81.1.1 Horizontal axis
The horizontal axis represents the values for the \(x\) variable.
81.1.2 Vertical axis
The vertical axis represents the values for the \(y\) variable.
81.1.3 Third axis
The third axis represents the density of scatter points and is not drawn. Instead, the density is represented by contour lines which connect all points of equal density.
81.2 R Module
81.2.1 Public website
The Bivariate Kernel Density Plot can be found on the public website:
To compute the Bivariate Kernel Density Plot, the R code uses the kde function from the ks library.
81.3 Purpose
The Bivariate Kernel Density Plot is often used as an exploratory tool -- i.e. to visualize the relationship between two quantitative variables.

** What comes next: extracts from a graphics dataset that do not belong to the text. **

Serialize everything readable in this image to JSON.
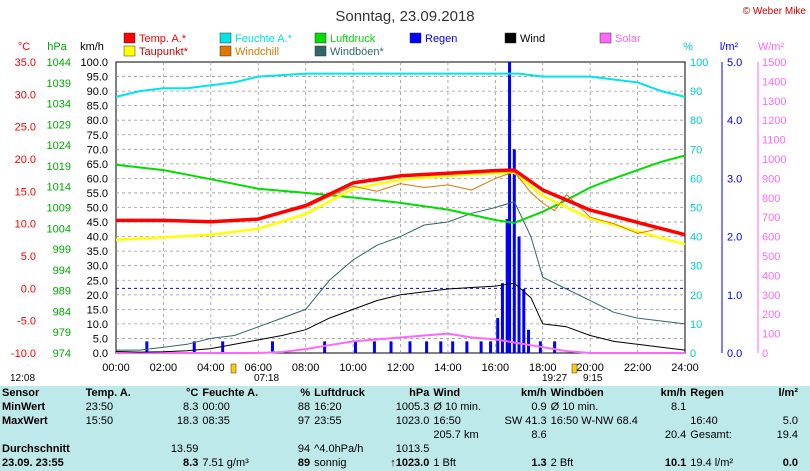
{
  "title": "Sonntag, 23.09.2018",
  "copyright": "© Weber Mike",
  "colors": {
    "temp": "#ff0000",
    "humidity": "#00e5e5",
    "pressure": "#00dd00",
    "rain": "#0000ff",
    "wind": "#000000",
    "solar": "#ff66ff",
    "dew": "#ffff00",
    "windchill": "#dd7700",
    "gust": "#336666",
    "grid": "#999999",
    "panel": "#bde9ea"
  },
  "axis_titles": {
    "temp": "°C",
    "pressure": "hPa",
    "wind": "km/h",
    "humidity": "%",
    "rain": "l/m²",
    "solar": "W/m²"
  },
  "legend": [
    {
      "label": "Temp. A.*",
      "color": "#ff0000"
    },
    {
      "label": "Feuchte A.*",
      "color": "#00e5e5"
    },
    {
      "label": "Luftdruck",
      "color": "#00dd00"
    },
    {
      "label": "Regen",
      "color": "#0000ff"
    },
    {
      "label": "Wind",
      "color": "#000000"
    },
    {
      "label": "Solar",
      "color": "#ff66ff"
    },
    {
      "label": "Taupunkt*",
      "color": "#ffff00"
    },
    {
      "label": "Windchill",
      "color": "#dd7700"
    },
    {
      "label": "Windböen*",
      "color": "#336666"
    }
  ],
  "sun_info": {
    "sunrise": "07:18",
    "sunset": "19:27",
    "left_time": "12:08",
    "right_time": "9:15"
  },
  "chart_data": {
    "type": "line",
    "xlabel": "",
    "ylabel": "",
    "x_ticks": [
      "00:00",
      "02:00",
      "04:00",
      "06:00",
      "08:00",
      "10:00",
      "12:00",
      "14:00",
      "16:00",
      "18:00",
      "20:00",
      "22:00",
      "24:00"
    ],
    "axes": {
      "temp_ticks": [
        -10.0,
        -5.0,
        0.0,
        5.0,
        10.0,
        15.0,
        20.0,
        25.0,
        30.0,
        35.0
      ],
      "pressure_ticks": [
        974,
        979,
        984,
        989,
        994,
        999,
        1004,
        1009,
        1014,
        1019,
        1024,
        1029,
        1034,
        1039,
        1044
      ],
      "wind_ticks": [
        0.0,
        5.0,
        10.0,
        15.0,
        20.0,
        25.0,
        30.0,
        35.0,
        40.0,
        45.0,
        50.0,
        55.0,
        60.0,
        65.0,
        70.0,
        75.0,
        80.0,
        85.0,
        90.0,
        95.0,
        100.0
      ],
      "humidity_ticks": [
        0,
        10,
        20,
        30,
        40,
        50,
        60,
        70,
        80,
        90,
        100
      ],
      "rain_ticks": [
        0.0,
        1.0,
        2.0,
        3.0,
        4.0,
        5.0
      ],
      "solar_ticks": [
        0,
        100,
        200,
        300,
        400,
        500,
        600,
        700,
        800,
        900,
        1000,
        1100,
        1200,
        1300,
        1400,
        1500
      ]
    },
    "series": [
      {
        "name": "Temp. A.*",
        "axis": "temp",
        "x": [
          0,
          2,
          4,
          6,
          8,
          10,
          12,
          14,
          16,
          16.8,
          18,
          20,
          22,
          24
        ],
        "y": [
          10.5,
          10.5,
          10.3,
          10.7,
          12.8,
          16.3,
          17.4,
          17.8,
          18.2,
          18.3,
          15.2,
          12.1,
          10.2,
          8.3
        ]
      },
      {
        "name": "Taupunkt*",
        "axis": "temp",
        "x": [
          0,
          2,
          4,
          6,
          8,
          10,
          12,
          14,
          16,
          16.8,
          18,
          20,
          22,
          24
        ],
        "y": [
          7.5,
          7.9,
          8.3,
          9.2,
          11.5,
          15.4,
          16.8,
          17.4,
          17.8,
          17.9,
          14.3,
          10.8,
          8.8,
          6.8
        ]
      },
      {
        "name": "Windchill",
        "axis": "temp",
        "x": [
          0,
          2,
          4,
          6,
          8,
          9,
          10,
          11,
          12,
          13,
          14,
          15,
          16,
          16.8,
          17.5,
          18,
          18.5,
          19,
          20,
          21,
          22,
          23,
          24
        ],
        "y": [
          10.5,
          10.5,
          10.3,
          10.7,
          12.5,
          14.2,
          15.8,
          15.0,
          16.2,
          15.6,
          16.0,
          15.2,
          17.0,
          18.0,
          14.8,
          13.2,
          12.0,
          14.5,
          11.0,
          10.0,
          8.5,
          9.3,
          8.3
        ]
      },
      {
        "name": "Feuchte A.*",
        "axis": "humidity",
        "x": [
          0,
          1,
          2,
          3,
          4,
          5,
          6,
          8,
          10,
          12,
          14,
          16,
          17,
          18,
          19,
          20,
          21,
          22,
          23,
          24
        ],
        "y": [
          88,
          90,
          91,
          91,
          92,
          93,
          95,
          96,
          96,
          96,
          96,
          96,
          96,
          95,
          95,
          95,
          94,
          93,
          90,
          88
        ]
      },
      {
        "name": "Luftdruck",
        "axis": "pressure",
        "x": [
          0,
          2,
          4,
          6,
          8,
          10,
          12,
          14,
          16,
          16.8,
          18,
          19,
          20,
          21,
          22,
          23,
          24
        ],
        "y": [
          1019.3,
          1018.0,
          1015.8,
          1013.5,
          1012.5,
          1011.4,
          1010.1,
          1008.5,
          1006.0,
          1005.3,
          1008.0,
          1010.8,
          1013.8,
          1016.0,
          1018.0,
          1020.0,
          1021.5
        ]
      },
      {
        "name": "Wind",
        "axis": "wind",
        "x": [
          0,
          1,
          2,
          3,
          4,
          5,
          6,
          7,
          8,
          9,
          10,
          11,
          12,
          13,
          14,
          15,
          16,
          16.8,
          17.5,
          18,
          19,
          20,
          21,
          22,
          23,
          24
        ],
        "y": [
          0.5,
          0.3,
          0.4,
          0.8,
          1.5,
          3.0,
          4.5,
          6.0,
          8.0,
          12.0,
          15.0,
          18.0,
          20.0,
          21.0,
          22.0,
          22.5,
          23.0,
          24.0,
          19.0,
          10.0,
          9.0,
          6.0,
          4.0,
          3.0,
          2.0,
          1.0
        ]
      },
      {
        "name": "Windböen*",
        "axis": "wind",
        "x": [
          0,
          1,
          2,
          3,
          4,
          5,
          6,
          7,
          8,
          9,
          10,
          11,
          12,
          13,
          14,
          15,
          16,
          16.8,
          17.5,
          18,
          19,
          20,
          21,
          22,
          23,
          24
        ],
        "y": [
          1.0,
          1.0,
          2.0,
          3.0,
          5.0,
          6.0,
          9.0,
          12.0,
          15.0,
          25.0,
          32.0,
          37.0,
          40.0,
          44.0,
          45.0,
          48.0,
          50.0,
          52.0,
          40.0,
          26.0,
          22.0,
          18.0,
          14.0,
          12.0,
          11.0,
          10.0
        ]
      },
      {
        "name": "Solar",
        "axis": "solar",
        "x": [
          0,
          6,
          7,
          8,
          9,
          10,
          11,
          12,
          13,
          14,
          15,
          16,
          17,
          18,
          19,
          20,
          24
        ],
        "y": [
          0,
          0,
          5,
          20,
          40,
          60,
          70,
          80,
          90,
          100,
          80,
          70,
          50,
          30,
          10,
          0,
          0
        ]
      },
      {
        "name": "Regen",
        "axis": "rain",
        "type": "bar",
        "x": [
          1.3,
          3.3,
          4.5,
          6.6,
          8.8,
          10.1,
          10.9,
          11.6,
          12.4,
          13.1,
          13.7,
          14.2,
          14.8,
          15.4,
          15.8,
          16.1,
          16.3,
          16.5,
          16.6,
          16.8,
          17.0,
          17.2,
          17.4,
          17.9,
          18.5
        ],
        "y": [
          0.2,
          0.2,
          0.2,
          0.2,
          0.2,
          0.2,
          0.2,
          0.2,
          0.2,
          0.2,
          0.2,
          0.2,
          0.2,
          0.2,
          0.2,
          0.6,
          1.2,
          2.3,
          5.0,
          3.5,
          2.0,
          1.1,
          0.4,
          0.2,
          0.2
        ]
      }
    ],
    "reference_lines": [
      {
        "axis": "temp",
        "y": 0.0,
        "style": "dashed",
        "color": "#0000ff"
      }
    ]
  },
  "stats": {
    "headers": [
      "Sensor",
      "Temp. A.",
      "°C",
      "Feuchte A.",
      "%",
      "Luftdruck",
      "hPa",
      "Wind",
      "km/h",
      "Windböen",
      "km/h",
      "Regen",
      "l/m²"
    ],
    "rows": [
      {
        "label": "MinWert",
        "cells": [
          "23:50",
          "8.3",
          "00:00",
          "88",
          "16:20",
          "1005.3",
          "Ø 10 min.",
          "0.9",
          "Ø 10 min.",
          "8.1",
          "",
          ""
        ]
      },
      {
        "label": "MaxWert",
        "cells": [
          "15:50",
          "18.3",
          "08:35",
          "97",
          "23:55",
          "1023.0",
          "16:50",
          "SW 41.3",
          "16:50  W-NW 68.4",
          "",
          "16:40",
          "5.0"
        ]
      },
      {
        "label": "",
        "cells": [
          "",
          "",
          "",
          "",
          "",
          "",
          "205.7 km",
          "8.6",
          "",
          "20.4",
          "Gesamt:",
          "19.4"
        ]
      },
      {
        "label": "Durchschnitt",
        "cells": [
          "",
          "13.59",
          "",
          "94",
          "^4.0hPa/h",
          "1013.5",
          "",
          "",
          "",
          "",
          "",
          ""
        ]
      },
      {
        "label": "23.09. 23:55",
        "cells": [
          "",
          "8.3",
          "7.51 g/m³",
          "89",
          "sonnig",
          "↑1023.0",
          "1 Bft",
          "1.3",
          "2 Bft",
          "10.1",
          "19.4 l/m²",
          "0.0"
        ]
      }
    ]
  }
}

Compared with Chapter 70 and Chapter 80, this plot combines both ideas: it keeps the bivariate view of a scatterplot but adds density contours to reveal where points are concentrated.
81.4 Pros & Cons
81.4.1 Pros
The Bivariate Kernel Density Plot has the following advantages:
it is a much better tool than the Scatter Plot because it provides more information
it is easily understood by most readers
it allows the researcher to identify the shape of the relationship between both variables (e.g. linear versus non-linear)
81.4.2 Cons
The Bivariate Kernel Density Plot has the following disadvantages:
there are not many software packages which are able to compute the Bivariate Kernel Density Plot
it does not always display the true nature of the relationship between both variables
81.5 Example
A useful application is to inspect whether a visually linear cloud in a scatterplot is actually concentrated in one dense core or split into multiple dense regions. Multiple high-density regions may indicate subgroups, non-linearity, or outliers.
81.6 Task
Compare the bivariate density plot with the ordinary scatterplot for the same variables. Do both plots support the same interpretation?